Par exemple, des millions de personnes vivent ensemble dans les grandes villes du monde entier, mais malgré cette proximité, beaucoup se sentent seules. Certains n’ont même pas un seul être humain avec qui partager leurs sentiments les plus profonds, et vivent dans un état d’agitation perpétuelle. C’est très triste. Nous ne sommes pas des animaux solitaires qui ne s’associent que pour s’accoupler. Si nous l’étions, pourquoi construirions-nous de grandes villes et des villages ? Mais même si nous sommes des animaux sociaux obligés à vivre ensemble, nous manquons malheureusement d’un sens des responsabilités envers nos semblables. La faute en revient-elle à notre architecture sociale – les structures de base de la famille et de la communauté qui soutiennent notre société ? Est-ce dû à nos propres installations externes – nos machines, la science et la technologie ? Je ne le pense pas.

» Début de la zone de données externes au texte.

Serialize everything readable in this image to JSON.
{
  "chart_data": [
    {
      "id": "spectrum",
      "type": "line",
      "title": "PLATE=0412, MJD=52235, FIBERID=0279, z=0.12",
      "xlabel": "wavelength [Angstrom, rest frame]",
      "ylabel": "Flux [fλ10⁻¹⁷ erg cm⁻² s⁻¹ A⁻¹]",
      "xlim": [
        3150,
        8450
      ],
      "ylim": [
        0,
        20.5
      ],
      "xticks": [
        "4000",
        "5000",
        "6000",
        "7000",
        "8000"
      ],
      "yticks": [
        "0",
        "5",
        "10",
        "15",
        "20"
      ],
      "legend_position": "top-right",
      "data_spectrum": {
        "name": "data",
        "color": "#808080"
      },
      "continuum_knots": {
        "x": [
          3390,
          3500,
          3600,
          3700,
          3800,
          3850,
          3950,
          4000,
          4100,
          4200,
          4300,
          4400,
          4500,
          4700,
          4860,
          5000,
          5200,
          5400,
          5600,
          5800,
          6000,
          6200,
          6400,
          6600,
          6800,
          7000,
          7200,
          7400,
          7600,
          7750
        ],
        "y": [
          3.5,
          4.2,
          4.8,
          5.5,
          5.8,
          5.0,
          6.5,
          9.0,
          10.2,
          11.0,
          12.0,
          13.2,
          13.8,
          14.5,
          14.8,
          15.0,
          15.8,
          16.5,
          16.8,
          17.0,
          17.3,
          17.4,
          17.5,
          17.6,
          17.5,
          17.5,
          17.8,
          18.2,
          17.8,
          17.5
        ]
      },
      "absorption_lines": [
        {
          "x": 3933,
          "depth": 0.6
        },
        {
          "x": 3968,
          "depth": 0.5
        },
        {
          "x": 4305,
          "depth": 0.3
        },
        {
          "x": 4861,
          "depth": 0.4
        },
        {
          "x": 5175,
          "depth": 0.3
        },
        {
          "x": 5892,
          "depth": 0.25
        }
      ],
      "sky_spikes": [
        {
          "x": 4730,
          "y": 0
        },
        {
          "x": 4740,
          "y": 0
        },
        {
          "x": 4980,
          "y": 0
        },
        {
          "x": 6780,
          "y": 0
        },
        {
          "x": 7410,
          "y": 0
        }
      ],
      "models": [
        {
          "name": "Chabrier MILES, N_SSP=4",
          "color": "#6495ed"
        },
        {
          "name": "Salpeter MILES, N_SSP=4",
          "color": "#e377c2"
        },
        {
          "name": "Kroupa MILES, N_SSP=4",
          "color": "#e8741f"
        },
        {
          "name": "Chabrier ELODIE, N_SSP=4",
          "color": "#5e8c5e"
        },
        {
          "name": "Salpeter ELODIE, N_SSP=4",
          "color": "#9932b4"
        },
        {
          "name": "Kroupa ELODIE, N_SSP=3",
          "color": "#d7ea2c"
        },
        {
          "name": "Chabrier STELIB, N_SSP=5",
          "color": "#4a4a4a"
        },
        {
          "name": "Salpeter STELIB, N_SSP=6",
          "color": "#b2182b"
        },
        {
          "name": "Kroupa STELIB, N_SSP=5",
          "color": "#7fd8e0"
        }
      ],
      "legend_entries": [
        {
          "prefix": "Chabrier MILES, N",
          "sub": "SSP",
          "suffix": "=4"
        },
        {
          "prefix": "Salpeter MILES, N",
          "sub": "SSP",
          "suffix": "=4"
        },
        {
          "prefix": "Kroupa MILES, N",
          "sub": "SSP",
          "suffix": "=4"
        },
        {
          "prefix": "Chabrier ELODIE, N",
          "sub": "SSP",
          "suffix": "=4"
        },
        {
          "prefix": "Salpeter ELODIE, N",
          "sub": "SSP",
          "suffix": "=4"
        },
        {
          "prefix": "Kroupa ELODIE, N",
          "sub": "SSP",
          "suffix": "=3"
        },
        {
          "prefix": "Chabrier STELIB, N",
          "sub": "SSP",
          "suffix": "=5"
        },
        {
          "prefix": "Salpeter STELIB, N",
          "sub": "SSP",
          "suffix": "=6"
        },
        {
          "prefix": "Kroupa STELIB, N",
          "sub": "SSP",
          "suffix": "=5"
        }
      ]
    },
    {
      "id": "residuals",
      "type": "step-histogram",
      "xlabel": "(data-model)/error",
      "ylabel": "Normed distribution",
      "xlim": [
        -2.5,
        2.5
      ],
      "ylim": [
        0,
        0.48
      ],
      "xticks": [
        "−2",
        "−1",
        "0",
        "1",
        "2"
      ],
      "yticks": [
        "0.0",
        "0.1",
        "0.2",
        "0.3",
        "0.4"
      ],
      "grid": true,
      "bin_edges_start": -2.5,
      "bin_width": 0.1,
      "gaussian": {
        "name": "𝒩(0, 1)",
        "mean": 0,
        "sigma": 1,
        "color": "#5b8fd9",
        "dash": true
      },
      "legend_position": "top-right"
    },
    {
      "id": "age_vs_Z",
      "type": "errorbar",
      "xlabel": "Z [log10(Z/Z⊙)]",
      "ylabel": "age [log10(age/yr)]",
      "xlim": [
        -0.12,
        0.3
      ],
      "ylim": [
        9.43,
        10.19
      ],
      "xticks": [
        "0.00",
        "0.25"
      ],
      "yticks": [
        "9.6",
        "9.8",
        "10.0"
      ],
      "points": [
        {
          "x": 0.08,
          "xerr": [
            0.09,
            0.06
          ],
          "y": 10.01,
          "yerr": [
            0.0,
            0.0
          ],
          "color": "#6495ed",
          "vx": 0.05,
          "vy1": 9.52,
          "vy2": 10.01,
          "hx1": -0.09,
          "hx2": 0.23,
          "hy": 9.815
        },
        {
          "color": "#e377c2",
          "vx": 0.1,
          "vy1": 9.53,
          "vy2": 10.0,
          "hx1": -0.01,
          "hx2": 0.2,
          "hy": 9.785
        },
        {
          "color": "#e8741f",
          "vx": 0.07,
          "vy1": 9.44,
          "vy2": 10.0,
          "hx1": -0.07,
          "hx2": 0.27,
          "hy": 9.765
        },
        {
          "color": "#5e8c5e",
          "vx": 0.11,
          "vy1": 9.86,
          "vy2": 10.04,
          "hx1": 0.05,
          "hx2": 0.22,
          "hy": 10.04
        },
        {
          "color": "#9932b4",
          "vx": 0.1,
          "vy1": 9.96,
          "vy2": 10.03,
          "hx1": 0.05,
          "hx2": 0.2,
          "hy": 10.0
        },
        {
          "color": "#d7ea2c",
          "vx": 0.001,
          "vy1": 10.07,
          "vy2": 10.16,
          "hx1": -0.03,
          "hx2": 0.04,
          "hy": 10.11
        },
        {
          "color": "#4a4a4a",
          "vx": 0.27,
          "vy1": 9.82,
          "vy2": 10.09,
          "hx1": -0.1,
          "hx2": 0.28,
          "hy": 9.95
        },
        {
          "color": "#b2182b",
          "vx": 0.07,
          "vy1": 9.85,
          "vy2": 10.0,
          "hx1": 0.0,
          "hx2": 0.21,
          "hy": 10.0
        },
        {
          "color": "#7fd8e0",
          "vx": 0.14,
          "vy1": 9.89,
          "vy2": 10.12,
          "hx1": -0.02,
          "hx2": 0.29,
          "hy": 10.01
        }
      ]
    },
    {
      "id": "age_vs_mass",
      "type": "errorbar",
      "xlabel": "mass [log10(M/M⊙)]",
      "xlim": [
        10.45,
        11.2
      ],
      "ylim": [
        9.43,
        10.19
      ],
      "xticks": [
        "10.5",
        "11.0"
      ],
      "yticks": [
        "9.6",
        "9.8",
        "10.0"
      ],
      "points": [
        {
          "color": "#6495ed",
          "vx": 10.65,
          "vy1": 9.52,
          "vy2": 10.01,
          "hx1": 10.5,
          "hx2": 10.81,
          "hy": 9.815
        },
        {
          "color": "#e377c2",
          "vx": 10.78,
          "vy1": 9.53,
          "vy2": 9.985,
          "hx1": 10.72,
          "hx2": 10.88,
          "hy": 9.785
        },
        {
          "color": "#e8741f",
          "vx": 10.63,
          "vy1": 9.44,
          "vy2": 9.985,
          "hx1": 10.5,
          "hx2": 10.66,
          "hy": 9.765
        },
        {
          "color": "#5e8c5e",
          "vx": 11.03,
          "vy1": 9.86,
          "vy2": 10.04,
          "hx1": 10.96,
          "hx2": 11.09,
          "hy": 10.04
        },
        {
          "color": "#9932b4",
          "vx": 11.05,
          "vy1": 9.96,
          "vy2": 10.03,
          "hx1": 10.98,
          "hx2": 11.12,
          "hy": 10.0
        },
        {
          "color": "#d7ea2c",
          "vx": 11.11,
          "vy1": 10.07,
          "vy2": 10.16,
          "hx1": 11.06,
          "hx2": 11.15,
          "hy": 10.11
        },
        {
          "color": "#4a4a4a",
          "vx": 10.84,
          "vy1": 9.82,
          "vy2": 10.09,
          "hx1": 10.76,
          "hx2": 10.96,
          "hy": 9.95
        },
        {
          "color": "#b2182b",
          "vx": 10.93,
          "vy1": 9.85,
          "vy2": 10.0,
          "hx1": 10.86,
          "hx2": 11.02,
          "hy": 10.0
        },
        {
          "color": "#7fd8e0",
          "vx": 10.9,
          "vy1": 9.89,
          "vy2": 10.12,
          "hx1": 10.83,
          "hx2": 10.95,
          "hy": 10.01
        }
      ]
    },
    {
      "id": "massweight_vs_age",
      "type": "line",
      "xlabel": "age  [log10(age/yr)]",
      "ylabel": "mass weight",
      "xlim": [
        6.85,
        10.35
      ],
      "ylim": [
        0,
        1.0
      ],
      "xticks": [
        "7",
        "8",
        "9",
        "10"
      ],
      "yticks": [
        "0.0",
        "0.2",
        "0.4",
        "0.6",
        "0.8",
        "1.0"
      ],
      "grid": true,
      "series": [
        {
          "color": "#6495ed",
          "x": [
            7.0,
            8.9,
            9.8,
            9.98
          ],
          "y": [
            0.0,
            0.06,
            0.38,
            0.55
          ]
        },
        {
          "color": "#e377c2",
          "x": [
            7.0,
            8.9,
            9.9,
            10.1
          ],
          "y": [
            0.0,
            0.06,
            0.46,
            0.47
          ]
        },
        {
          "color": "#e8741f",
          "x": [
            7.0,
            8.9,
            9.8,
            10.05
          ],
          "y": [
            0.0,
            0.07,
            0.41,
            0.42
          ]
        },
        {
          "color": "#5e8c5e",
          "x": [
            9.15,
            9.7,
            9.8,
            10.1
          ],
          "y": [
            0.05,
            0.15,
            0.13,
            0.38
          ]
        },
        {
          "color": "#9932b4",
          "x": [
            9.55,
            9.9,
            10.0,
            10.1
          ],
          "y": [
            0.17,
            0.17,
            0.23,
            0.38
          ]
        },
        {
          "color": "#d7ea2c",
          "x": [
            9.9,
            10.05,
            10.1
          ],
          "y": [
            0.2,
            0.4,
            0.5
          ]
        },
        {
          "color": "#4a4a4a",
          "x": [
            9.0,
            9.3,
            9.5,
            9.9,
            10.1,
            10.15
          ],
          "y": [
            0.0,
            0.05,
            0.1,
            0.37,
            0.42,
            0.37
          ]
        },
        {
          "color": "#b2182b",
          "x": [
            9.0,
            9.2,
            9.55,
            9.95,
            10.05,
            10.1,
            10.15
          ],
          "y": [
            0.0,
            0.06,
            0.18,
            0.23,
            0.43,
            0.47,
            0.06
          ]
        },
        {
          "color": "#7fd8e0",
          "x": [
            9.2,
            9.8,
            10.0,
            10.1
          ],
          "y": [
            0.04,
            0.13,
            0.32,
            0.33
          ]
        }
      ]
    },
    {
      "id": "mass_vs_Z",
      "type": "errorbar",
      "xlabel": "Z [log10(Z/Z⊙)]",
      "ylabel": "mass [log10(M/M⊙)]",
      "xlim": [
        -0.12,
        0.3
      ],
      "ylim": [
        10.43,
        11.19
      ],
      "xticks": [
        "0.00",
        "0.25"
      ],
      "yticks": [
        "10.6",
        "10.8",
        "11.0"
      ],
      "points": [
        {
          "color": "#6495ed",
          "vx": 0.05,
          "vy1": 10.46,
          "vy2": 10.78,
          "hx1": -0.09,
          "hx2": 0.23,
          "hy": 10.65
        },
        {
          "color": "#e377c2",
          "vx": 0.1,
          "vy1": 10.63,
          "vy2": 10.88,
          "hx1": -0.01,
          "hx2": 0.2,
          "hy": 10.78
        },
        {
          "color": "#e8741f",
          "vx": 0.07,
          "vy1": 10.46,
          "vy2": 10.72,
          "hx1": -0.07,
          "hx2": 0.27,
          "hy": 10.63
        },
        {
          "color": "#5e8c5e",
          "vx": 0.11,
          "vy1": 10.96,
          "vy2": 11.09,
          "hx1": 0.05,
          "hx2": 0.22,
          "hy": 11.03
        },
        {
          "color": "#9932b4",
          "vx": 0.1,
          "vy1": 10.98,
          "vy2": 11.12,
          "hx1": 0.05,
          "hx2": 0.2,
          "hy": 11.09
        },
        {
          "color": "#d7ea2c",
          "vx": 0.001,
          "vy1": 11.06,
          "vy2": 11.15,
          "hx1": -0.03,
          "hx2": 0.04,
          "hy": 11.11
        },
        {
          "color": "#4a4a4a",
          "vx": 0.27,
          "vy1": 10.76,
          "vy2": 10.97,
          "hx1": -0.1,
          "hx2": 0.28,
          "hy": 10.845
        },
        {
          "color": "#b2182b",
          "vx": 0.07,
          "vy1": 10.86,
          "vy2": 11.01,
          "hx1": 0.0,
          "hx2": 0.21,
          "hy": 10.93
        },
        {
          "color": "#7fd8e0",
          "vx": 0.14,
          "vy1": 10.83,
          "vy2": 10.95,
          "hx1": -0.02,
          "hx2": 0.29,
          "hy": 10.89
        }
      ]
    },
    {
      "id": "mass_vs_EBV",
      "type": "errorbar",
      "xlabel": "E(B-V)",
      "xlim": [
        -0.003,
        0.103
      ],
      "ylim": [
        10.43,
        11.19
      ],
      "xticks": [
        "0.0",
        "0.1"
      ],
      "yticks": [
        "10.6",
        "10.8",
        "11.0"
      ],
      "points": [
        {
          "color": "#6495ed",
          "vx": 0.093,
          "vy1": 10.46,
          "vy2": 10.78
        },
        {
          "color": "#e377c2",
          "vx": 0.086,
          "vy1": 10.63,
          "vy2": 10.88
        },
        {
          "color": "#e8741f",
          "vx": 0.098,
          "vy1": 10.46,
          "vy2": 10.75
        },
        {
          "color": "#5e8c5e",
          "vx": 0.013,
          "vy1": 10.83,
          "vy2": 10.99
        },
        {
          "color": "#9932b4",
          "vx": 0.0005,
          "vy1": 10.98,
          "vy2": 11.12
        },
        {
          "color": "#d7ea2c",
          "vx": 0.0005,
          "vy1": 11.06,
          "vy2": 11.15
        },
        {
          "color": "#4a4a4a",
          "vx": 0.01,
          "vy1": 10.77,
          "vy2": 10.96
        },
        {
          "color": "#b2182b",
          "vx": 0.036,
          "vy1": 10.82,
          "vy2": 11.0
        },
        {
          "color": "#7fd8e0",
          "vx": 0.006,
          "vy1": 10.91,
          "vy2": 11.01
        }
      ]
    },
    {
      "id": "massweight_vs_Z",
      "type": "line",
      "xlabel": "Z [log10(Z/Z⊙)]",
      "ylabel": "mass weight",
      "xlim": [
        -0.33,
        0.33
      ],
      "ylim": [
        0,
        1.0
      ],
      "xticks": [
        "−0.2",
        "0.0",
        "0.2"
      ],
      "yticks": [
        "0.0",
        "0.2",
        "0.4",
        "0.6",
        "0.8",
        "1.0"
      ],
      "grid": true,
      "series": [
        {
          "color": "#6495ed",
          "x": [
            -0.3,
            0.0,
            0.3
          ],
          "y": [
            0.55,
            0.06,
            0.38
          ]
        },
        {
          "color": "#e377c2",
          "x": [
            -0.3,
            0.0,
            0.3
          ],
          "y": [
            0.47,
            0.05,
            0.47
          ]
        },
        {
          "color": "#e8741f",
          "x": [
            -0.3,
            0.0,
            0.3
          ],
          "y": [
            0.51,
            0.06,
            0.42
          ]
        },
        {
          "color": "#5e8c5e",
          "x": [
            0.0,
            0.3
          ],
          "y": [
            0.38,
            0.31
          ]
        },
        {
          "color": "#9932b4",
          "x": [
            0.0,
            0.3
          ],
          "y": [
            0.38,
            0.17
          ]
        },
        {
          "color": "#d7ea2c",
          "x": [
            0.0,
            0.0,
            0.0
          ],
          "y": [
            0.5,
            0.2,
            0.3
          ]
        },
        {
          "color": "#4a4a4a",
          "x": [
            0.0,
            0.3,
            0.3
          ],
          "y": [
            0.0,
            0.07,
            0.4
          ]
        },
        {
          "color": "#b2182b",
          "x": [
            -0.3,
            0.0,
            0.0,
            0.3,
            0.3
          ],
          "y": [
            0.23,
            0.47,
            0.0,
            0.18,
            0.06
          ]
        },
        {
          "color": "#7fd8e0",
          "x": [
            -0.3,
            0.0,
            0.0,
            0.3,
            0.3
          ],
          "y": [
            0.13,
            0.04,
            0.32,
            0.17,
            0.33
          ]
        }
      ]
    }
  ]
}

Je crois qu’en dépit des progrès rapides réalisés par la civilisation au cours de ce siècle, la cause la plus immédiate de notre dilemme actuel est l’importance excessive que nous accordons au développement matériel. Nous sommes tellement absorbés par sa poursuite que, sans même nous en rendre compte, nous avons négligé d’encourager les besoins humains les plus fondamentaux que sont l’amour, la gentillesse, la coopération et la sollicitude. Si nous ne connaissons pas quelqu’un ou si nous trouvons une autre raison de ne pas nous sentir liés à un individu ou à un groupe particulier, nous l’ignorons tout simplement. Or, le développement de la société humaine repose entièrement sur l’entraide entre les personnes. Une fois que nous avons perdu l’humanité essentielle qui est notre fondement, quel est l’intérêt de poursuivre uniquement le progrès matériel ?
Pour moi, c’est clair : un véritable sens des responsabilités ne peut naître que si nous développons la compassion. Seul un sentiment spontané d’empathie pour autrui peut réellement nous motiver à agir sur les besoins des autres.